"I was so sorry that we could not get to the last Speech Day, Victor. It was lawyers' business that kept me away. Nothing else should have done so. I simply could not go that day, nor Roland's father either. I am afraid Roland was very much disappointed. He seemed to hold on to our being there this last time."
"Yes. He did hold on to it, I know. He'd been wanting you to come particularly. It was such a triumph for him! And he'd deserved it, too. He'd gone without sleep for three or four nights a week to get those prizes and those honours."
"Had he?"
"Yes. Of course, even a wonderful fellow like Roland can't do everything, and what with his school præpositorship and his school magazine work and his debating and his looking after the house and his cooking and his running everything and everybody he ever came across, he hadn't time in the hours of the day to win examinations. So he used to go to bed at eleven and then be down in his study again on the quiet at one o'clock and work from then till the ordinary time to get up."

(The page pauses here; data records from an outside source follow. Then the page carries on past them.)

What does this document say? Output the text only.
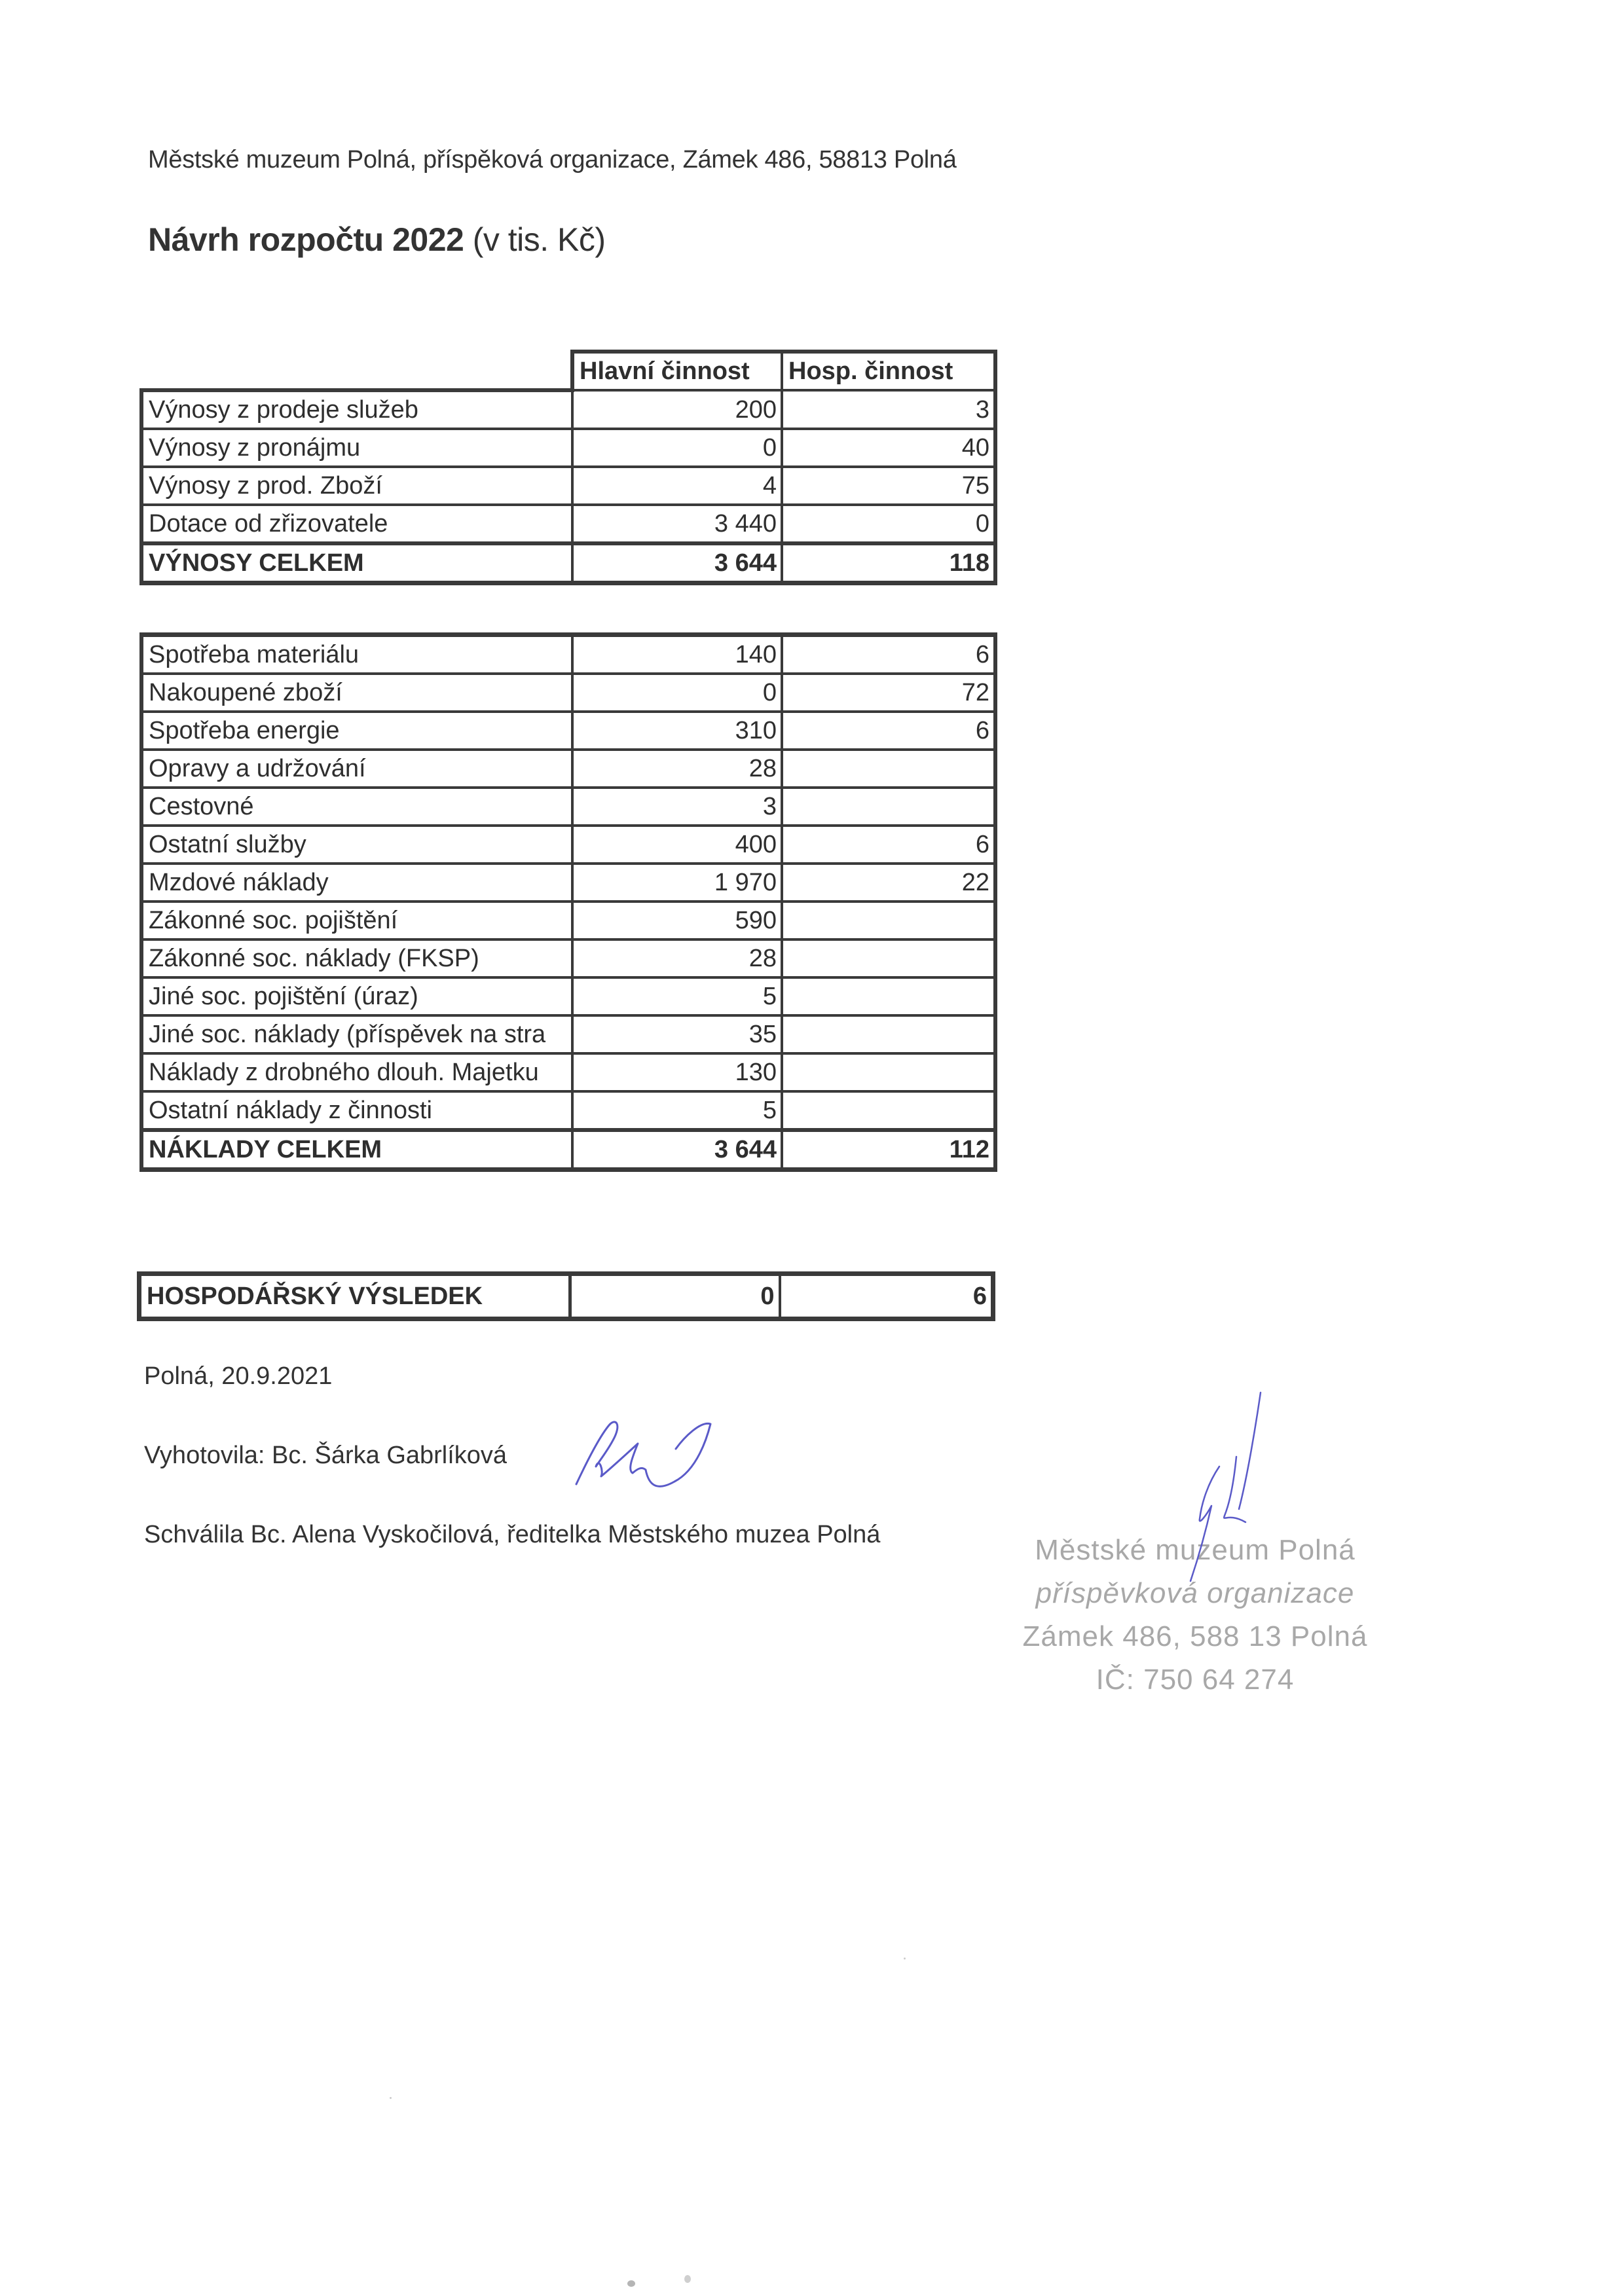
Městské muzeum Polná, příspěková organizace, Zámek 486, 58813 Polná
Návrh rozpočtu 2022 (v tis. Kč)
	Hlavní činnost	Hosp. činnost
Výnosy z prodeje služeb	200	3
Výnosy z pronájmu	0	40
Výnosy z prod. Zboží	4	75
Dotace od zřizovatele	3 440	0
VÝNOSY CELKEM	3 644	118
Spotřeba materiálu	140	6
Nakoupené zboží	0	72
Spotřeba energie	310	6
Opravy a udržování	28	
Cestovné	3	
Ostatní služby	400	6
Mzdové náklady	1 970	22
Zákonné soc. pojištění	590	
Zákonné soc. náklady (FKSP)	28	
Jiné soc. pojištění (úraz)	5	
Jiné soc. náklady (příspěvek na stra	35	
Náklady z drobného dlouh. Majetku	130	
Ostatní náklady z činnosti	5	
NÁKLADY CELKEM	3 644	112
HOSPODÁŘSKÝ VÝSLEDEK	0	6
Polná, 20.9.2021
Vyhotovila: Bc. Šárka Gabrlíková
Schválila Bc. Alena Vyskočilová, ředitelka Městského muzea Polná	Městské muzeum Polná
příspěvková organizace
Zámek 486, 588 13 Polná
IČ: 750 64 274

I caught my breath. Oh, my Little Yeogh Wough! It was reckless and dangerous, but it was just what I should have expected of you. You're not the boy to look at the clock to see if he's worked long enough and leave a precious job unfinished because the hour for "Down tools!" has struck.
But I returned to the business I had in hand.
"Of course, we knew that Roland wouldn't be lonely, even though we couldn't get down for that day," I went on. "He had so many friends there."
"Oh, no, he wasn't lonely! He was with Edward and his people most of the day."
"Oh, yes, of course! Was Edward's father there?"